Sem mais qualquer palavra Uivo se virou para tomar o caminho de volta. Sabia que não precisava ter procurado o demônio. Tudo o que havia dito, e tudo o que havia sentido, já sabia. Mas era bom deixar para trás aquele peso escuro, aquela solidão triste, como era melhor ainda deixá-lo inseguro quanto aos dias que estavam por vir.
- Você disse que irá me combater se eu me aproximar demais... – ouviu a voz do demônio, tão perto como se falasse junto ao seu ouvido.
Uivo parou no caminho e se voltou, os olhos examinando o demônio, que havia se corporificado.
> Pois não seria hoje, e agora, um bom momento para isso? Por que esperar por algo que podemos ter agora, verme? Eu falei para aquele inútil do caído que você era presa fácil, porque não se aceitando como demônio estaria muito enfraquecido. Mas é fácil ver que ele não fez o que mandei. Então...
Uivo não teve tempo para se esquivar. De repente o demônio estava sobre ele, socando-o, ferindo-o com esporões feitos de sombras e dores.
Uivo girou e empurrou o demônio com violência, escapando dos golpes. Um pouco zonzo se afastou, totalmente poderado em pumacaya, procurando se recuperar rapidamente.
> Vamos, criança, mostre-me de uma vez por todas tudo de que é capaz. Você não continuará a partir de hoje, a partir de agora – ameaçou, o fel escorrendo alegremente da voz.
- Confesso que vou adorar isso – Uivo falou se poderando em demônio de que era feito. Sabia que ainda estava um pouco fraco pelos enfrentamentos que tivera com os fantasmas. Agora via que devia ter esperado mais um pouco para procurar o avô. Ainda, sabia que o demônio de que era feito não era tão poderoso ou tão tomado pelo ódio e desprezo quanto o velho, mas ele tinha um poder que o outro nunca poderia ter: o de lutar por algo consciente, por algo de valor. Esse poder, essa natureza, era mais consistente, mais sólido e controlável.

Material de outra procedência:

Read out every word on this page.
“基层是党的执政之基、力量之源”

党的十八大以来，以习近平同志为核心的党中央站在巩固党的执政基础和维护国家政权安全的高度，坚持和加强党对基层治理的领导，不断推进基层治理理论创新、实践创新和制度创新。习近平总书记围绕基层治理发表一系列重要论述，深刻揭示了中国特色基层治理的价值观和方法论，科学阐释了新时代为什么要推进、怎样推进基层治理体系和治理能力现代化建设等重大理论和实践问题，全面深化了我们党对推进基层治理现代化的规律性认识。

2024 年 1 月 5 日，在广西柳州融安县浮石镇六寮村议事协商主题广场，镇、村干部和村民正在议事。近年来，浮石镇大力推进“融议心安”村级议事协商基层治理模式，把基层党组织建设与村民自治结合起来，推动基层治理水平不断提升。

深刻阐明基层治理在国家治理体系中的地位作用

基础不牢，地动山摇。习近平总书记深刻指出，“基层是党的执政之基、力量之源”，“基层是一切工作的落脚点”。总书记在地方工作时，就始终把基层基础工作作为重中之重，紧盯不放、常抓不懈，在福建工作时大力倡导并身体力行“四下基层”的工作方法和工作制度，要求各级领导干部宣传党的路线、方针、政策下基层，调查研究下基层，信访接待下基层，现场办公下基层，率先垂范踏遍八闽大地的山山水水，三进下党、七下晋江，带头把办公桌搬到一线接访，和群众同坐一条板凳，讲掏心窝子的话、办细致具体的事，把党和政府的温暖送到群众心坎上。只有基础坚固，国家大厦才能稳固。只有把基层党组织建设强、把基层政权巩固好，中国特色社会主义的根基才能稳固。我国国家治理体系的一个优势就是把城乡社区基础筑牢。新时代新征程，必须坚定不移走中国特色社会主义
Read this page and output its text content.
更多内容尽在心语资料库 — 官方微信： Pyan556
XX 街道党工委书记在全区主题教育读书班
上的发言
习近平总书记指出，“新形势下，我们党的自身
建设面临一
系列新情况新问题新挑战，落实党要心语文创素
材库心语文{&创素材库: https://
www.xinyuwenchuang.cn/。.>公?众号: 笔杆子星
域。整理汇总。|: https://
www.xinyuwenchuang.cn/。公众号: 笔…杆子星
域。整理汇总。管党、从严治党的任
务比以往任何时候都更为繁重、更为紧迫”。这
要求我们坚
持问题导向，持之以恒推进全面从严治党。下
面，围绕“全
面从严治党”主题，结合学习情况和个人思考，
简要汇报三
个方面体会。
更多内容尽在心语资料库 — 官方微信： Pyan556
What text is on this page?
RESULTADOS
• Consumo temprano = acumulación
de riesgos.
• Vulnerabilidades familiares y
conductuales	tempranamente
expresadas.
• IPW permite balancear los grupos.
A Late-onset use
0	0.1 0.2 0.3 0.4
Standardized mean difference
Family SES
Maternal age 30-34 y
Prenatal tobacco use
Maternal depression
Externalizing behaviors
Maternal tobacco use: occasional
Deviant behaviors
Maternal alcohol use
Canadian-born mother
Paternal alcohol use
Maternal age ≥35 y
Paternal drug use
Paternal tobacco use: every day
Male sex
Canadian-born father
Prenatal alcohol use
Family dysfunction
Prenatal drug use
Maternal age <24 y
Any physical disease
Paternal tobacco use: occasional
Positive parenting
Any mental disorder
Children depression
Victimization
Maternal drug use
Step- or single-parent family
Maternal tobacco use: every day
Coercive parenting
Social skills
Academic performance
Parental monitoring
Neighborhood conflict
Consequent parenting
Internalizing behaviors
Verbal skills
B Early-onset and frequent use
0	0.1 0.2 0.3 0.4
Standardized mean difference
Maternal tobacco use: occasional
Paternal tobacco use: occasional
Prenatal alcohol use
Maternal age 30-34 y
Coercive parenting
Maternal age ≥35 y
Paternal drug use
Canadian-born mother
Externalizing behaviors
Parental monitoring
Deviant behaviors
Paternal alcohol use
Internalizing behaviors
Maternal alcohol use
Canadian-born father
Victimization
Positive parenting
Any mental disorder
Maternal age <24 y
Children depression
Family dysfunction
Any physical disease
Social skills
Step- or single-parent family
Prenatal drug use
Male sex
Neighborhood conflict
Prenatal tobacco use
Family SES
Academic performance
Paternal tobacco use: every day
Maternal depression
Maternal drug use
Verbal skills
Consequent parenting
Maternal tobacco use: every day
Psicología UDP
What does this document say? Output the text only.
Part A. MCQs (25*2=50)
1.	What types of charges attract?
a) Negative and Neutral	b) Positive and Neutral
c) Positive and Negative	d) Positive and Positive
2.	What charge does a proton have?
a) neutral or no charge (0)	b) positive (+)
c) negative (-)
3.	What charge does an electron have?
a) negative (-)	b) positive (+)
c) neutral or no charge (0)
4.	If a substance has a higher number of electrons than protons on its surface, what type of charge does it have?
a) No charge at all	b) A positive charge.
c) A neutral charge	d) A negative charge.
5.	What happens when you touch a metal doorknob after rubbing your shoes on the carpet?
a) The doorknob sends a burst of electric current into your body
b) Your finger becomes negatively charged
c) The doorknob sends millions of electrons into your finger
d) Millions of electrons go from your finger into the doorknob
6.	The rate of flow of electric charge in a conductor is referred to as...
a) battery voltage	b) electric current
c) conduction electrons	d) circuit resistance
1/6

Esse poder não lhe era estranho; ele era parte do que o fazia ser o que era.
Como uma explosão atacou, colhendo de surpresa o velho demônio. O golpe atingiu o demônio de lado, fazendo-o recuar surpreso.
- Interessante... Aprende rápido...
- Mais do que pode imaginar...
Sem dar tempo atacou novamente. O demônio, sem dificuldade, se defendia dos golpes que Uivo desferia numa velocidade estonteante.
A floresta ao lado foi se afastando, morrendo em círculos que cresciam.
Subitamente os dois se separaram, cansados.
O demônio, após rapidamente avaliar Uivo, sorriu cinicamente.
- Seus dias contados terminam aqui, terminam hoje. Olhe bem para esse céu e essa luz, para essas árvores, para tudo o que ama e que te faz, porque hoje isso deixará de te pertencer. A sua vida será minha... E, depois, as comitivas e os conselhos. E, só então, depois que eu tiver destruído tudo o que você ama, aí sim a menina... Talvez a tome como mulher por um tempo, só por diversão – riu cínico. – Quem sabe? Juro que vou perder um bom tempo pensando sobre ela. Ou, sei lá... Talvez a mate logo... Ainda não sei...
Uivo inspirou fundo e se poderou com tudo o que tinha, com tudo o que era. Sempre soube, desde o começo, que não poderia fazer frente àquele demônio, tão experimentado e com tantos anos de enfrentamentos, mas tinha que tirar sua atenção, tinha que aumentar sua confiança.
- Se acha que pode me vencer, que tente. Você não irá mais maquinar contra essas terras e seus povos.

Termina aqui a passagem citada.